Raychaudhuri’s team tested this hypothesis by looking at four different diseases with known, associated SNPs (single-nucleotide variations in the genetic code that are suspected of playing a role in the disease). They mapped SNPs connected with LDL cholesterol, diabetes, rheumatoid arthritis, and psychiatric disease over the chromatin marks. They expected to see the SNPs cluster near the chromatin peaks in the cell types associated with their respective, associated diseases. That is exactly what they found.
SNPs associated with LDL cholesterol were localized in the liver, and rheumatoid arthritis-related SNPs were found near the chromatin marks in CD4+ regulatory T-cells, which are known to play a role in autoimmune disease. Only fourteen SNPs have been positively associated with psychiatric disease, but these, too, overlapped with the chromatin marks in the expected cell type – brain tissue. The team found the results for diabetes particularly encouraging: SNPs associated with the disease overlapped with two cell types – liver and pancreatic islet tissue – both of which have long been connected with diabetes.

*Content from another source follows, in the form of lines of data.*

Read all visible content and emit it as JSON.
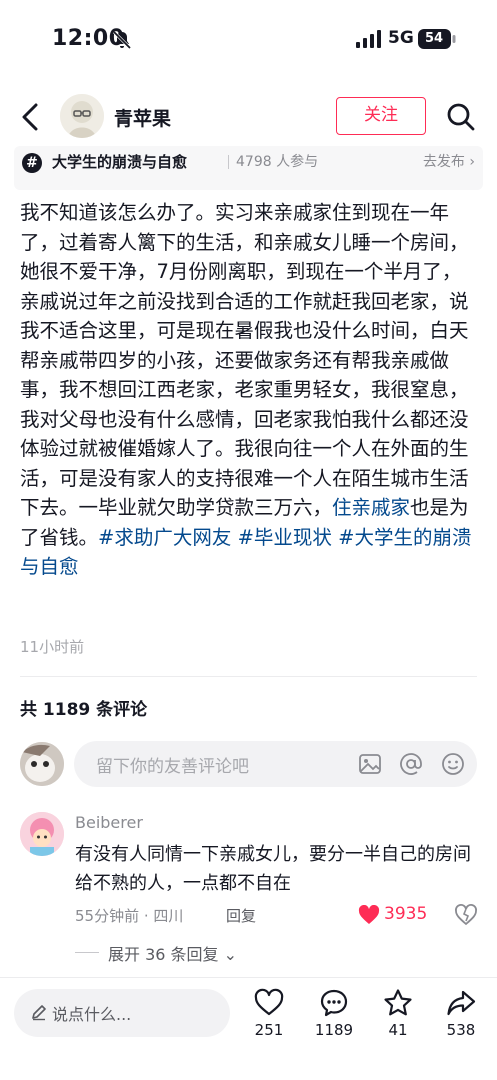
{
  "status_bar": {
    "time": "12:00",
    "network": "5G",
    "battery": "54"
  },
  "header": {
    "username": "青苹果",
    "follow_label": "关注"
  },
  "topic": {
    "title": "大学生的崩溃与自愈",
    "participants": "4798 人参与",
    "action": "去发布"
  },
  "post": {
    "text": "我不知道该怎么办了。实习来亲戚家住到现在一年了，过着寄人篱下的生活，和亲戚女儿睡一个房间，她很不爱干净，7月份刚离职，到现在一个半月了，亲戚说过年之前没找到合适的工作就赶我回老家，说我不适合这里，可是现在暑假我也没什么时间，白天帮亲戚带四岁的小孩，还要做家务还有帮我亲戚做事，我不想回江西老家，老家重男轻女，我很窒息，我对父母也没有什么感情，回老家我怕我什么都还没体验过就被催婚嫁人了。我很向往一个人在外面的生活，可是没有家人的支持很难一个人在陌生城市生活下去。一毕业就欠助学贷款三万六，",
    "link": "住亲戚家",
    "text_after": "也是为了省钱。",
    "tags": [
      "#求助广大网友",
      "#毕业现状",
      "#大学生的崩溃与自愈"
    ],
    "time": "11小时前"
  },
  "comments_section": {
    "count_label": "共 1189 条评论",
    "input_placeholder": "留下你的友善评论吧"
  },
  "comment": {
    "user": "Beiberer",
    "text": "有没有人同情一下亲戚女儿，要分一半自己的房间给不熟的人，一点都不自在",
    "meta": "55分钟前 · 四川",
    "reply_label": "回复",
    "likes": "3935",
    "expand_label": "展开 36 条回复"
  },
  "bottom_bar": {
    "say_placeholder": "说点什么...",
    "likes": "251",
    "comments": "1189",
    "favorites": "41",
    "shares": "538"
  },
  "colors": {
    "accent": "#fe2c55",
    "link": "#04498d",
    "text": "#161823",
    "muted": "#8a8b91"
  }
}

Since there are dozens of chromatin marks that could be looked at in this sort of investigation (and new data from ENCODE and similar efforts may yield more), the team also aimed to identify which chromatin marks might be most informative. They found that a chromatin mark known as H3K4me3 consistently overlapped SNPs in the cell types associated with each disease.
The team hopes that these findings will help scientists focus their search when scouring the genome for the cause of disease.
“It can be hard to prioritize which variant to look at when there are many SNPs or whole regions associated with a disease,” explained the paper’s first author, Gosia Trynka, who is a postdoctoral scholar in Raychaudhuri’s lab. “Our approach suggests that you can find a cell type that is most relevant and then follow up on those chromatin peaks within that cell type as a starting point for that research.”
Raychaudhuri echoed this point, noting that, while identifying the specific cell types associated with disease can be useful in itself in terms of targeting therapeutics and diagnosing the onset of disease, it is only an early step in discovering the genetic pathways contributing to the disease.
“Our hope was that, through this approach, we can orient people to the right cell types to study, and orient them to the right epigenetic marks to look at in those cell types,” Raychaudhuri said. “Our approach helps you figure out the regulatory element that’s involved. Connecting that regulatory element to a specific gene is another, separate leap.”
The team is currently using their chromatin mark method to search all of the available data for the cell types relevant to rheumatoid arthritis and other autoimmune diseases. Locating these cell types could help researchers target therapies for these conditions more effectively, and could help narrow the search for the pathways – and ultimately the genes – involved in these diseases.
Other researchers involved in this study include Cynthia Sandor, Buhm Han, Han Xu, Barbara E. Stranger, and Shirley Liu.